# Another topology on the naturals

1. Aug 27, 2010

1. The problem statement, all variables and given/known data

Let X = {1, 2, 3, 4, 5} and V = {{2, 3, 4}, {1, 4, 5}, {2, 4, 5}, {1, 3}} be a subbasis of a topology U on X.

a) find all dense subsets of the topological space (X, U)
b) let f : (X, U) --> (X, P(X)) be a mapping defined with f(x) = x (P(X)) is the partitive set of X). Is f continuous?

3. The attempt at a solution

a) Since V is a subbasis, then the family of all finite intersections of the elements of V form a basis B. So, B = {{2, 3, 4}, {1, 4, 5}, {2, 4, 5}, {1, 3}, {1}, {3}, {4}, {2, 4}, {4, 5}, {0}}. A subset D of X is dense in X iff every open set in X intersects D. So, D = {1, 3, 4}. To make sure this is right, we can see if Cl(D) = X. The closed sets in X are {{1, 2, 3, 5}, {1, 3, 5}, {1, 2, 3}, {2, 3, 4, 5}, {1, 5}, {2, 3}, {1, 3}, {2, 4, 5}, {1, 2, 4, 5}, {1, 2, 3, 4, 5}}. The intersection of all closed sets containing D is {1, 2, 3, 4, 5} (it's the only set containing D, btw), so Cl(D) = X.
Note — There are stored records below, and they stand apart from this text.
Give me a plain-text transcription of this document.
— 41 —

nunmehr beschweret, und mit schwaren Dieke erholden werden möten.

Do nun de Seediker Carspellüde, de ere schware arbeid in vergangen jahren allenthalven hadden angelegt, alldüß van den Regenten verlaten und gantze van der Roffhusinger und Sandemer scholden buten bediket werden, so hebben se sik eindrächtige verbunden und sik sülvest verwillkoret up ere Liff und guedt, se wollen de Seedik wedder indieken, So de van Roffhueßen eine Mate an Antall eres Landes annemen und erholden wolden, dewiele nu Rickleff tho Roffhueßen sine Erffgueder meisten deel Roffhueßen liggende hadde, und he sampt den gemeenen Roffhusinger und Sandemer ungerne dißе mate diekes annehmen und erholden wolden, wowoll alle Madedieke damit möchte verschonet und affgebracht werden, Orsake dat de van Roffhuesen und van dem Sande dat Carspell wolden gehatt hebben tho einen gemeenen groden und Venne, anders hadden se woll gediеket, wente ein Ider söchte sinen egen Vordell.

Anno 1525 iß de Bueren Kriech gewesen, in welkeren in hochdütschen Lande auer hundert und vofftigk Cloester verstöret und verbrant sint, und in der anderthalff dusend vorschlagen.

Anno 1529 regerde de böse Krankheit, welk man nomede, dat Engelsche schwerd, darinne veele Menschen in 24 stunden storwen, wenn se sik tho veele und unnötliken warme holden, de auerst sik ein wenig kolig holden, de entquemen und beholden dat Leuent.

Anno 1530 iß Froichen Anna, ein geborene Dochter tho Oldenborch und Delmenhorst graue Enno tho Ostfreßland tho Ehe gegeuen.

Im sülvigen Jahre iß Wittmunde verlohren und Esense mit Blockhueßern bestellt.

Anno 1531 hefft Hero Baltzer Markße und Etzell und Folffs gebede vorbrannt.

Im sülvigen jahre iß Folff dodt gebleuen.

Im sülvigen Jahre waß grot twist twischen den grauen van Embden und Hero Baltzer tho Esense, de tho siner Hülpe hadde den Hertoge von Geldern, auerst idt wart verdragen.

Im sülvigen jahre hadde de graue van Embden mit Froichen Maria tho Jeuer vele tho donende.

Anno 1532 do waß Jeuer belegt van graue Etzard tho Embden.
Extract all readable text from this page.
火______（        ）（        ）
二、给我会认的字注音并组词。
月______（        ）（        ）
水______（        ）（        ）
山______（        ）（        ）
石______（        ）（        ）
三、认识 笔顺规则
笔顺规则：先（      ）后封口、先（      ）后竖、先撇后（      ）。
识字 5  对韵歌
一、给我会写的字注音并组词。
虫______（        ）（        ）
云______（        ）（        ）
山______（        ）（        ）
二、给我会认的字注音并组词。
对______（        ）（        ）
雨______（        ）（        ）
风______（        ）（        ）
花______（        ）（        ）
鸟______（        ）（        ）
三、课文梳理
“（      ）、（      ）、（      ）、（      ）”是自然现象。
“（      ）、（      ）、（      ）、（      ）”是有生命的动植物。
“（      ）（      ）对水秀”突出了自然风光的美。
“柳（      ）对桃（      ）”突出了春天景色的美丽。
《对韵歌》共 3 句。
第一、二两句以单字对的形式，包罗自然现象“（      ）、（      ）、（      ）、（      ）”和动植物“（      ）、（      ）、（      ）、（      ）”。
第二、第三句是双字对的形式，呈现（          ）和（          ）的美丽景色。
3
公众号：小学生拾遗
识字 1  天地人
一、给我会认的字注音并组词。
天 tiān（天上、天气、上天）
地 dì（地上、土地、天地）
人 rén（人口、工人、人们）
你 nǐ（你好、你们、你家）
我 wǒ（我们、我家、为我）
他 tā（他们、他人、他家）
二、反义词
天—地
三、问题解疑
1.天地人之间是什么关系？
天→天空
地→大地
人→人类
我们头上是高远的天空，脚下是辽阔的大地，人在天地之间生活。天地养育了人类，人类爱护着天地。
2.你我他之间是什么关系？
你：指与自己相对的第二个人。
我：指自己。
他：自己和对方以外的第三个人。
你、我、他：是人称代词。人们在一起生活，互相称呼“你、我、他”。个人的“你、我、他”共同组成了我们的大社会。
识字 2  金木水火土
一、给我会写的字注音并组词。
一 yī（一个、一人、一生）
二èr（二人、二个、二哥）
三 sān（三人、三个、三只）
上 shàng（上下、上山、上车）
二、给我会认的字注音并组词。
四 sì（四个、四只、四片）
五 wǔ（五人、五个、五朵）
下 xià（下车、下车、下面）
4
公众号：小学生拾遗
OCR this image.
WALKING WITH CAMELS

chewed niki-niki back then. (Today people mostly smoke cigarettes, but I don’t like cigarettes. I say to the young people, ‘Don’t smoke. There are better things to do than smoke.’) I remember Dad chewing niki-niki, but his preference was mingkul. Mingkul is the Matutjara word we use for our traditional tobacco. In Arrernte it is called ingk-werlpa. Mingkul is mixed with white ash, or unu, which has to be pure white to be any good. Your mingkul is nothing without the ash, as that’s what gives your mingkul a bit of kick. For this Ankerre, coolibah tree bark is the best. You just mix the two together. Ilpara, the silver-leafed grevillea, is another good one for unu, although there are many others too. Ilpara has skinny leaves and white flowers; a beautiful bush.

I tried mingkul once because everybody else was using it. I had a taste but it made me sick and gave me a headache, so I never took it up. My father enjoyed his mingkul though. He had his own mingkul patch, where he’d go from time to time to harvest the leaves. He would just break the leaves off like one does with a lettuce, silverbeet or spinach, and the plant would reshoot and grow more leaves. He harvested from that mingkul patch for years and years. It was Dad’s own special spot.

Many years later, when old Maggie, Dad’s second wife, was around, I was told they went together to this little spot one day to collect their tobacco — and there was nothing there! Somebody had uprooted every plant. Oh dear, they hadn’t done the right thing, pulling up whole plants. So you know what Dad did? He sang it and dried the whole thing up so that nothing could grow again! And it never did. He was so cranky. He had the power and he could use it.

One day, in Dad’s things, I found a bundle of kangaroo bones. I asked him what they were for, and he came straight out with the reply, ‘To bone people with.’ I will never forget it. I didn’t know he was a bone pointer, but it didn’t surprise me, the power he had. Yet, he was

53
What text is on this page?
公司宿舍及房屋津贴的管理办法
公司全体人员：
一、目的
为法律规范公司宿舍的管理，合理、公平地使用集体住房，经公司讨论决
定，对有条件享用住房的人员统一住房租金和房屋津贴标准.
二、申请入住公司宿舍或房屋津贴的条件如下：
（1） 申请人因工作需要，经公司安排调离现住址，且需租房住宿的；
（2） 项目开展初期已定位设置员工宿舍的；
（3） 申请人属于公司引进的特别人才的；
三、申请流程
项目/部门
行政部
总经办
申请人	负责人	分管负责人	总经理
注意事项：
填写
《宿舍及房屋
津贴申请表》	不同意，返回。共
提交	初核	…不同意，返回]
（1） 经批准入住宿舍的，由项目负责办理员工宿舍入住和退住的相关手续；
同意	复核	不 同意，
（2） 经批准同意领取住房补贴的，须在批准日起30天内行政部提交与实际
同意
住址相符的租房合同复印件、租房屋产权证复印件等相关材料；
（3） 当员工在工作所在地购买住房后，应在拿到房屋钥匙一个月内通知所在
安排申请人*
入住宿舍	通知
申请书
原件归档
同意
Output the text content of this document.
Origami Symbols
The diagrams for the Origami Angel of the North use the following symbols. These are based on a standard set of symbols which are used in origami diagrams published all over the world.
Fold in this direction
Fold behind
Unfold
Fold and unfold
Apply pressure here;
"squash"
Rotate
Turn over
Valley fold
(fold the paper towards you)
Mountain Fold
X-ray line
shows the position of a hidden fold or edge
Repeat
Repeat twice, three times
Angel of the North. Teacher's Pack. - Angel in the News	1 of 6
b) A mapping f between topological spaces is continuous iff the preimage of every open set in the codomain is open in the domain. For all sets in P(X) which are contained in U, this is obvious. If we take a set in P(X) (for example {2, 3}) which is not in U, then its preimage is the empty set, and hence is open in U. So, f is continuous.